Cannibales

Critique théâtre: Cannibales à l’Espace go

Pour pleinement apprécier sept Français qui, pendant 1h40, déblatèrent sur les enjeux politiques et sociaux de la France, leur vision du monde moderne et leur désillusion face au capitalisme de notre société, il faut soit être un Français engagé, soit être bien préparé mentalement et avoir son guide du langage des cousins à la main. C’est un avertissement qui aurait dû être donné par la troupe de la Compagnie Rictus avant la représentation de la pièce Cannibales, présentée à l’Espace go jusqu’au 7 avril 2012.

Le texte de Ronan Chéneau est souvent brillant. Les images qui se créent devant nous sont maintes fois poétiques et vibrantes. Les acteurs, cohérents et vrais. On rigole même, d’un humour intelligent comme on retrouve trop peu souvent. Mais…

Parce qu’il y a un mais. Cannibales est présenté comme une multitude de tableaux qui se croisent et se superposent, comme des dizaines de petites scènes qui, séparément, sont souvent délicieuses, mais mises ensemble, forment une espèce de longue pièce un peu interminable et répétitive.

L’histoire : un couple décide de commettre l’irréparable en s’immolant avec un bidon d’essence, en plein cœur de leur loft parisien.

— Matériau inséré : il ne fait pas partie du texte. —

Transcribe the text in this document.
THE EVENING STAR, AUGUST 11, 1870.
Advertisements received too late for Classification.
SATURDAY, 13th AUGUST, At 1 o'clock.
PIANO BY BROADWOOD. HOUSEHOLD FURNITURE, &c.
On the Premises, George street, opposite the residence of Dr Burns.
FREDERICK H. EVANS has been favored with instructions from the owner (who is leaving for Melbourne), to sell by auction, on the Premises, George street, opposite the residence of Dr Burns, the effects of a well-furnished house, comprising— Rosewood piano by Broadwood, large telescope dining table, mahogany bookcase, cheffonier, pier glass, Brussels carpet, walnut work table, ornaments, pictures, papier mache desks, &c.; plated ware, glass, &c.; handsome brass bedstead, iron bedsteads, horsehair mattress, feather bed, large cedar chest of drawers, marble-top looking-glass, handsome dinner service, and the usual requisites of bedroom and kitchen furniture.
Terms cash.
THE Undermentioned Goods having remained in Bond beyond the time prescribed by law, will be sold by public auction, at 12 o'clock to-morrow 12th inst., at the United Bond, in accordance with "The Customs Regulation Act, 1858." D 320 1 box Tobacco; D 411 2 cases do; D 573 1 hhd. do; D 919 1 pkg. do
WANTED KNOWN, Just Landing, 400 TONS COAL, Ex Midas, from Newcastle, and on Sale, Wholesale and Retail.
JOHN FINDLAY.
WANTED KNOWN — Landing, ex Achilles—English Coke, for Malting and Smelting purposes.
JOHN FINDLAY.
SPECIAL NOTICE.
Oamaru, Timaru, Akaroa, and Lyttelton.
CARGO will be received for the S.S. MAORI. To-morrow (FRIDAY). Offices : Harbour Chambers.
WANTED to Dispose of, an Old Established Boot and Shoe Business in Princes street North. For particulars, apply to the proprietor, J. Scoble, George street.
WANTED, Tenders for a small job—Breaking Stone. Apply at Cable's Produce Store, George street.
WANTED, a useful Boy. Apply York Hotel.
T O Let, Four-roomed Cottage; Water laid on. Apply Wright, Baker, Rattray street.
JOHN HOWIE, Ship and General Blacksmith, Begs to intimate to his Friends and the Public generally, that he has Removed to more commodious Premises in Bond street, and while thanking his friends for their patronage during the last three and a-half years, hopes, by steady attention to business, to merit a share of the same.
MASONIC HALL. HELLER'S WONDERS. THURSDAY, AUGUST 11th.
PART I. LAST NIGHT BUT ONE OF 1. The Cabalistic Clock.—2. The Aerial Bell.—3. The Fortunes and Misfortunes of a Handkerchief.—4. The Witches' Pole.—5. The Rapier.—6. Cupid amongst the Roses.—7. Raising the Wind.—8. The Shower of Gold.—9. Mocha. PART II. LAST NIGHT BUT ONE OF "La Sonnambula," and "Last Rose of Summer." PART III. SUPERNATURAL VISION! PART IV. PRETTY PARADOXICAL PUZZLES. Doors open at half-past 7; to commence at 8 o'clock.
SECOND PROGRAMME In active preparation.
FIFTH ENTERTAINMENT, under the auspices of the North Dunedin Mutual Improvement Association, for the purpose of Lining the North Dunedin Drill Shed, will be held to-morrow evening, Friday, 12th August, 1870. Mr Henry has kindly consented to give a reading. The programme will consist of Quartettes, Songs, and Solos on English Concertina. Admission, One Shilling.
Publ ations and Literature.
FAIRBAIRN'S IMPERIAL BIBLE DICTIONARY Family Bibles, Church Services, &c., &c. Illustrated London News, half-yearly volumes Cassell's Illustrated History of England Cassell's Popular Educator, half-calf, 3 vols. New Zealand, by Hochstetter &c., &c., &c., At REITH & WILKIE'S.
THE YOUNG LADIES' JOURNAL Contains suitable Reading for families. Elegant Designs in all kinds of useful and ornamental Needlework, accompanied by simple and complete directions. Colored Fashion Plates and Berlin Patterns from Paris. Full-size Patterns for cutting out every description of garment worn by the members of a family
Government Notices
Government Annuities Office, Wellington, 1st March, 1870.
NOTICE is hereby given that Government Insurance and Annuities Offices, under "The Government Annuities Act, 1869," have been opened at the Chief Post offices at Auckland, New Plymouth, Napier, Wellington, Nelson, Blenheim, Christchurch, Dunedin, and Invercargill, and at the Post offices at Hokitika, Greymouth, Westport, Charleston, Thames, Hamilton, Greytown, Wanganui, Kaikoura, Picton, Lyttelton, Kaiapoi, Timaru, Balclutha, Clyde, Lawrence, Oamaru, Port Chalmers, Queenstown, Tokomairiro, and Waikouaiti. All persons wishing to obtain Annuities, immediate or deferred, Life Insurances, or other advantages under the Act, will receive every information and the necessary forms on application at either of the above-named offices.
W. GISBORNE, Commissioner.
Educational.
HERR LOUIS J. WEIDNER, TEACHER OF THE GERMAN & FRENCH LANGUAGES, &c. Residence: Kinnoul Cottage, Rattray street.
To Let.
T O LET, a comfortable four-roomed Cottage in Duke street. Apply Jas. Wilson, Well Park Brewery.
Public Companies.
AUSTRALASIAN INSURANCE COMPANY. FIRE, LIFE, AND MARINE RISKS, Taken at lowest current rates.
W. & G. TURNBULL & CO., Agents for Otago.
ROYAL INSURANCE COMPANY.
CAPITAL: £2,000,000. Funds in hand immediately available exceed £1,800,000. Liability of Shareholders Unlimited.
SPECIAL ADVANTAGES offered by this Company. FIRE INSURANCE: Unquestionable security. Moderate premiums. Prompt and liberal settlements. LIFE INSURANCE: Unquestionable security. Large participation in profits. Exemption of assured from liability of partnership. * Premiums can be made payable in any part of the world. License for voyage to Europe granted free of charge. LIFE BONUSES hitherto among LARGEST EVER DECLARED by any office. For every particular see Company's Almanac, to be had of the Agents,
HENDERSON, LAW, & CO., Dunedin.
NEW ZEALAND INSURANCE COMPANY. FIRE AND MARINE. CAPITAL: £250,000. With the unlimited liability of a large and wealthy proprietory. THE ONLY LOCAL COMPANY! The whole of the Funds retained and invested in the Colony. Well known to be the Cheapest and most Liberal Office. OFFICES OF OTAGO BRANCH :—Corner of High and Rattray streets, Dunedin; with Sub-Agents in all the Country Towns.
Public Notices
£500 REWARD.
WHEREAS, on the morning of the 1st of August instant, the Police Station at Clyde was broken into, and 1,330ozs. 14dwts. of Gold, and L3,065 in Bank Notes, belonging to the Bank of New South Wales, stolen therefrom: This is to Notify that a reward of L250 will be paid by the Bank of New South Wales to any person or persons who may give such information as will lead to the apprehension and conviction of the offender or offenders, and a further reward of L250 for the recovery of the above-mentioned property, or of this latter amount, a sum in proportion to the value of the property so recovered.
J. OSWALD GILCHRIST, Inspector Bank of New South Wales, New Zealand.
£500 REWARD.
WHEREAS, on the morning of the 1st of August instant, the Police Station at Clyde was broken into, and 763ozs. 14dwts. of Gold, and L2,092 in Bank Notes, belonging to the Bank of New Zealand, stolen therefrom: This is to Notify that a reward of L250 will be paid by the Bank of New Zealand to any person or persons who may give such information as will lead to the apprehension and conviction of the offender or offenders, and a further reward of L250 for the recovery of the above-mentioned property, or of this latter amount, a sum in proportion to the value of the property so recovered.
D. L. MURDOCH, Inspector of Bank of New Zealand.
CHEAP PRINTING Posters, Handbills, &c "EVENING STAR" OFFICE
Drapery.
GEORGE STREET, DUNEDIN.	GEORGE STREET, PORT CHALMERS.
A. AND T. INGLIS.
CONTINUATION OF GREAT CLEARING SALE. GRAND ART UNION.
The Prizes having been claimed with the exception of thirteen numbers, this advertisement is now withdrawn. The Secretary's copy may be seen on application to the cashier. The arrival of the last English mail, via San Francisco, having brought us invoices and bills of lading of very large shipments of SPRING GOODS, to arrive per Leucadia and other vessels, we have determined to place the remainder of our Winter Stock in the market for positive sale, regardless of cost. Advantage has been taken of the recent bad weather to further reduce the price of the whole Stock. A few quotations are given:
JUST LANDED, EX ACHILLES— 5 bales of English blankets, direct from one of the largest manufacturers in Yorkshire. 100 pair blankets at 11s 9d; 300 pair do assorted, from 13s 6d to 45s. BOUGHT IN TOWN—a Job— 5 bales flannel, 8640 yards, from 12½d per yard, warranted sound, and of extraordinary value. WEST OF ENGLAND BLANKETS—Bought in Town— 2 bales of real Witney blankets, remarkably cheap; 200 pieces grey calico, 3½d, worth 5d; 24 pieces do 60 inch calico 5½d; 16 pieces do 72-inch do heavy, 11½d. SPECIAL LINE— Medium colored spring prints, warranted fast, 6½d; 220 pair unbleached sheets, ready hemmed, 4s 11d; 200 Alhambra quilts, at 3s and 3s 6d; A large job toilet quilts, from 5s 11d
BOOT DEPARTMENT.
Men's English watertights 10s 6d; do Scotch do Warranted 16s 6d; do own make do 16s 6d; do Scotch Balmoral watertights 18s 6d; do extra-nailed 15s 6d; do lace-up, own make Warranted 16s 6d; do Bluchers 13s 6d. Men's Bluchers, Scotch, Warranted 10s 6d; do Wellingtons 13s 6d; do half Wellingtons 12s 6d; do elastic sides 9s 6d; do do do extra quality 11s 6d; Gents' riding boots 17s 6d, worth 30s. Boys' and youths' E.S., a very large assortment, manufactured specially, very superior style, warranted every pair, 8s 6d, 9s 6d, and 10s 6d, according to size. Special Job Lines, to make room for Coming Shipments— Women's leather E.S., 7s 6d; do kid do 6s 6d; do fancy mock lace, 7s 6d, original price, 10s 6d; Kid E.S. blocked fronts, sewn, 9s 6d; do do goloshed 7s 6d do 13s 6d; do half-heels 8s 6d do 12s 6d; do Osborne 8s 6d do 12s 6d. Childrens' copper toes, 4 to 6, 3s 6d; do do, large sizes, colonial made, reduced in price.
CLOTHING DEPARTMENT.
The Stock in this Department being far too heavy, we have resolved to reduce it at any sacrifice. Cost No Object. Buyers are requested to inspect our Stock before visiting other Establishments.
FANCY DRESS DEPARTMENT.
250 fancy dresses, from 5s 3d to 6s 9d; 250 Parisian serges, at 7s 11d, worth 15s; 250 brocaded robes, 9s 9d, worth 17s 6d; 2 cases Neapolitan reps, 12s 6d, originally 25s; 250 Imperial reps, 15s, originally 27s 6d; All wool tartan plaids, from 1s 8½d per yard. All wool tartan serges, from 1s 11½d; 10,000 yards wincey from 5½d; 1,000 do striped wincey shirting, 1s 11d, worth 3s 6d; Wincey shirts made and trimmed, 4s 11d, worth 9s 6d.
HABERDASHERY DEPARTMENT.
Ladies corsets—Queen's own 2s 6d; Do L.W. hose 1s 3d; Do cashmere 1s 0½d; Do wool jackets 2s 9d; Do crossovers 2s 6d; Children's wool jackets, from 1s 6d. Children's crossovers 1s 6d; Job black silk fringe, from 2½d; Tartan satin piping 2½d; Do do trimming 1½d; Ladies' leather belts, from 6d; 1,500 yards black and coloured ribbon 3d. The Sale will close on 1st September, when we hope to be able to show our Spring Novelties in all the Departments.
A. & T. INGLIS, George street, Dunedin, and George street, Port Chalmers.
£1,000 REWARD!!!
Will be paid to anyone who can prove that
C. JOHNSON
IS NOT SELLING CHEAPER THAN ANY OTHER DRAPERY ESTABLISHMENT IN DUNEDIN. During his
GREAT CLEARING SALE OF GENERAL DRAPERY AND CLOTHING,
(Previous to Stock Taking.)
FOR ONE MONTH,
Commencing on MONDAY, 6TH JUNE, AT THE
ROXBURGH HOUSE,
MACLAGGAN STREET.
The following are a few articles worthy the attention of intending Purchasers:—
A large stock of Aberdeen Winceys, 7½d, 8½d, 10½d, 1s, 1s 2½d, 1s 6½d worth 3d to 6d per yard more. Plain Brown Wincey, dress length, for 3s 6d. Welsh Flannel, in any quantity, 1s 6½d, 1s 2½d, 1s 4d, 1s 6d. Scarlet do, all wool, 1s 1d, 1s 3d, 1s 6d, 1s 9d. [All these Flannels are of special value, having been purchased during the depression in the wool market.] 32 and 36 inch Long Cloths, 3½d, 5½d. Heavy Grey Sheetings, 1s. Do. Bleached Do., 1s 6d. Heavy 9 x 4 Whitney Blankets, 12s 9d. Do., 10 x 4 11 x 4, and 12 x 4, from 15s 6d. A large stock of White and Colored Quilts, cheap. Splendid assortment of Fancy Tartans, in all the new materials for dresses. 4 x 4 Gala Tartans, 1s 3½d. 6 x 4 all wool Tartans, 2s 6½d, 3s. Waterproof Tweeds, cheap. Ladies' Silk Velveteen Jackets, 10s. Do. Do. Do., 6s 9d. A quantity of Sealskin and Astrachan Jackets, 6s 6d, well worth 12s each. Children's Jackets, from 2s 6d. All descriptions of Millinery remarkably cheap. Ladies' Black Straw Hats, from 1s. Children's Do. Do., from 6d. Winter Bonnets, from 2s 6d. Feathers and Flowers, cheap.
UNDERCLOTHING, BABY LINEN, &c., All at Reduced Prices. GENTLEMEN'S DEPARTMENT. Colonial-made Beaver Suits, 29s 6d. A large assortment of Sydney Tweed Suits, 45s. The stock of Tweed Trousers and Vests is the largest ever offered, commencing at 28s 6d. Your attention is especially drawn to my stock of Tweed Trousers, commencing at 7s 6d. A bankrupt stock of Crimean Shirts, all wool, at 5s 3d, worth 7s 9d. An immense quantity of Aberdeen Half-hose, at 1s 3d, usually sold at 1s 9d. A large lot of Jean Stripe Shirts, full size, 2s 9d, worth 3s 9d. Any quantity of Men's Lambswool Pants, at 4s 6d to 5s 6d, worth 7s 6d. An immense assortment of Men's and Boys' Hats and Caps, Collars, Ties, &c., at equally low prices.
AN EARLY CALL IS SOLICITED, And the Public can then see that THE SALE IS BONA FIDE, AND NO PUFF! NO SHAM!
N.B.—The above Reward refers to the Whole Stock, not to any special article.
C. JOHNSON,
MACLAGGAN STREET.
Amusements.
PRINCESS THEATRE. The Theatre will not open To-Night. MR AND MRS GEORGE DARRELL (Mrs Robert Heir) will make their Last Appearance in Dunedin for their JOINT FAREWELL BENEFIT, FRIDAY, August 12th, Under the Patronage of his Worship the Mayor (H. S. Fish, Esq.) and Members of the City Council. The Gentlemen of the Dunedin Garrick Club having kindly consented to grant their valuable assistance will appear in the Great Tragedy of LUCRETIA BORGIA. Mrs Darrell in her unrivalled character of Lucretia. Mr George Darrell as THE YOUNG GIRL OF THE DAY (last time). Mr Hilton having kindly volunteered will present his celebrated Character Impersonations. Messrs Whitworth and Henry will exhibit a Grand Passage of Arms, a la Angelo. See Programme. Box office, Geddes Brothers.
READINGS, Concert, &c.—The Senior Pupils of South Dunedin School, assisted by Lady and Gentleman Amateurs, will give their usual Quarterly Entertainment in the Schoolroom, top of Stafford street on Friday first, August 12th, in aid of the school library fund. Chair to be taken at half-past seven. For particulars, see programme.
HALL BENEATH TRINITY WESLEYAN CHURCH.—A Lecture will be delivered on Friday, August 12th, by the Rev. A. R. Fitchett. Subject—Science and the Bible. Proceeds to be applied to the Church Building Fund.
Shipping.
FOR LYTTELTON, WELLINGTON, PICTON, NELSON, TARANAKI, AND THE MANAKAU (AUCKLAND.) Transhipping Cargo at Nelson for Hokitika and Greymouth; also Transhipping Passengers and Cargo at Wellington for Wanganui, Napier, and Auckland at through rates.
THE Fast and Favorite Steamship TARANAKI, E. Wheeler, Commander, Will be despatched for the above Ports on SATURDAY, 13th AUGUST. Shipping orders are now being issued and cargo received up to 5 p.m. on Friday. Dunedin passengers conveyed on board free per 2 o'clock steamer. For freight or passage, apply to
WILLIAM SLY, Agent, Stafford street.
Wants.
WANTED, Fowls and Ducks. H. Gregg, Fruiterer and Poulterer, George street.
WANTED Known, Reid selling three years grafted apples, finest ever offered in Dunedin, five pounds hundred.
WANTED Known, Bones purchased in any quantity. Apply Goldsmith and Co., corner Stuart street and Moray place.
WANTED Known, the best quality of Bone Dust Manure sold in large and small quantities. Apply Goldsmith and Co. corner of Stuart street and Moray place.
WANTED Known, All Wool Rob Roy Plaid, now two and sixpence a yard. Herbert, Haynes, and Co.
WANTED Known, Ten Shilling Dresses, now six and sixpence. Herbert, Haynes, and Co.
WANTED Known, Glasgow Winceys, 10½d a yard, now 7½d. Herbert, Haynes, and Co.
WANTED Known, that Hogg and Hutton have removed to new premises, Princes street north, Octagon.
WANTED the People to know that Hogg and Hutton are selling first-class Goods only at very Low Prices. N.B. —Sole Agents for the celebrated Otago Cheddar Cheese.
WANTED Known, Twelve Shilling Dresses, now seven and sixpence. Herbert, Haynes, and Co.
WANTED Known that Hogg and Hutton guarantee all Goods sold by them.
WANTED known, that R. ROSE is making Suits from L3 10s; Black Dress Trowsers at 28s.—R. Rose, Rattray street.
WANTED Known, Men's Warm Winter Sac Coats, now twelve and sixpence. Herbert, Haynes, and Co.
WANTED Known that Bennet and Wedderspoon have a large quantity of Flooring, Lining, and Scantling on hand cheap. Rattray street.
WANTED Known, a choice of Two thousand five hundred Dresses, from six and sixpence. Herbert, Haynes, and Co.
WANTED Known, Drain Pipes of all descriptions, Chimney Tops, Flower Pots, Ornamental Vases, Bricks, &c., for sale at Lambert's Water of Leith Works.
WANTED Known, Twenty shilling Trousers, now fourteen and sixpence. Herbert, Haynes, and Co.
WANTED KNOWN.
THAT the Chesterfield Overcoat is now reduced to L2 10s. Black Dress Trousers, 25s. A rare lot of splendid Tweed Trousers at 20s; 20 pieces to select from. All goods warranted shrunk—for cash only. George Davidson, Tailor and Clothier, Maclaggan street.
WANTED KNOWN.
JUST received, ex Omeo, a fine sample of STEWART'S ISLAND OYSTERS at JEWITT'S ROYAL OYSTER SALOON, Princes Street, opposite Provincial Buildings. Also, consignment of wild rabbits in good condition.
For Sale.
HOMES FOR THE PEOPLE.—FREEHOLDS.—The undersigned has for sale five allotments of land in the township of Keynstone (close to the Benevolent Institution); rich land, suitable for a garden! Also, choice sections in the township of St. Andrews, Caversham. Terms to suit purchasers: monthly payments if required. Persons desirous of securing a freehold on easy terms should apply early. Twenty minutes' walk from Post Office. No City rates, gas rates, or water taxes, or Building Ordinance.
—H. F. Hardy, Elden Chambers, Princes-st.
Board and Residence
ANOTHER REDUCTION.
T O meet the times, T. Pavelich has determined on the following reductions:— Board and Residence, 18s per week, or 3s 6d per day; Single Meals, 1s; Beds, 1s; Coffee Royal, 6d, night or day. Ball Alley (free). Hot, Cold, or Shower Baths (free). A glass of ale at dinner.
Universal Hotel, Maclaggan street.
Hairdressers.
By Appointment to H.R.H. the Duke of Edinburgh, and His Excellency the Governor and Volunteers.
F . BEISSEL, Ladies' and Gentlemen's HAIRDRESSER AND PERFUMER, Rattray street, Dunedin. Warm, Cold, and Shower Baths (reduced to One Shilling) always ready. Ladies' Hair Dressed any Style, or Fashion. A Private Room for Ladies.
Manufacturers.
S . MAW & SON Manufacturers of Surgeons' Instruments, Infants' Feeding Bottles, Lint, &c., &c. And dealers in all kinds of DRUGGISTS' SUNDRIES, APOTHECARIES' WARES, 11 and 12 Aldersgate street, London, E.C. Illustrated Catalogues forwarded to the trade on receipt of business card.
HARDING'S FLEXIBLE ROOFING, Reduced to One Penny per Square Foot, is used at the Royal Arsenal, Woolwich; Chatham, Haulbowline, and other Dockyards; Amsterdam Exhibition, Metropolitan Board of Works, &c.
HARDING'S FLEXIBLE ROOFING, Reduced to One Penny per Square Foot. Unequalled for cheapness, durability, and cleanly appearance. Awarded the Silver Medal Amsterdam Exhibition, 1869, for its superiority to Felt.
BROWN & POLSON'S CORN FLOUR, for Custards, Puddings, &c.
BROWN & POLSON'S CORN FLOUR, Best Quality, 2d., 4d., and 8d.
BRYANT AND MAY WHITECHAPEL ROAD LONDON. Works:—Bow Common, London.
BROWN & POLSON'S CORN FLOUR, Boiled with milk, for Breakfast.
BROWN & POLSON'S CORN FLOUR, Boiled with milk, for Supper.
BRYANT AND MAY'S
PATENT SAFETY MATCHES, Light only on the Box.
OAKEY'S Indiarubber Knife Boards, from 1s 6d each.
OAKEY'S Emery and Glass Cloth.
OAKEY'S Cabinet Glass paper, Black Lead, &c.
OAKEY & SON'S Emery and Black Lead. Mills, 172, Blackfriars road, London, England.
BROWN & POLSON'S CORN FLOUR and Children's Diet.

Puis, on revit leur vie, leur rencontre, leur discussion, dans une espèce de cabaret rétrospectif où cinq autres personnes viennent s’y mêler, sans qu’on ne comprenne jamais vraiment s’il y a un lien entre eux ou non.

 

Quand amour, questionnement social et acrobaties se mêlent

S’entrecoupe, dans cette histoire d’amour passionnel, des questionnements de vie, des récapitulatifs politico-social des 30 dernières années, des poèmes, des acrobaties, des projections vidéos, des discours sur la désillusion, un brin moralisateur, des corps à moitié nus qui se frôlent et se touchent, des rires, des cris, de la musique, et Spiderman. Oui, Spiderman.

On s’y perd, et à force de se faire répéter le même discours pendant près de deux heures, on se tanne. Surtout que, par certain moment, ce discours est tellement rattaché à la société française qu’on nous perd complètement, avec des termes de formulaires administratifs et expressions sociales jamais utilisés au Québec.

Ceci étant dit, comme mentionné plus haut, plusieurs « numéros » de la pièce méritent de forts applaudissements. On pense à cette déclaration d’amour faite par la comédienne Clarisse Texier, ou à ce monologue probablement titré « On se bouffe à Canne », interprété et lu avec une énergie et une montée stupéfiante par Yohann Allex. Ou encore, cette magnifique scène lorsque le couple est sous les draps et où Éric Fouchet tient une caméra à vision nocturne, nous dévoilant sensuellement et avec tendresse le corps de Séverine Ragaigne.

Bref, une pièce qui vaut la peine d’être vue pour certaines scènes, mais où l’ensemble devient lourd si on n’a jamais eu envie de scander des slogans et surtout, que l’on ne se soit jamais vraiment intéressé aux enjeux sociaux de la France… ou qu’on n’a simplement pas envie de se les faire répéter durant toute une soirée.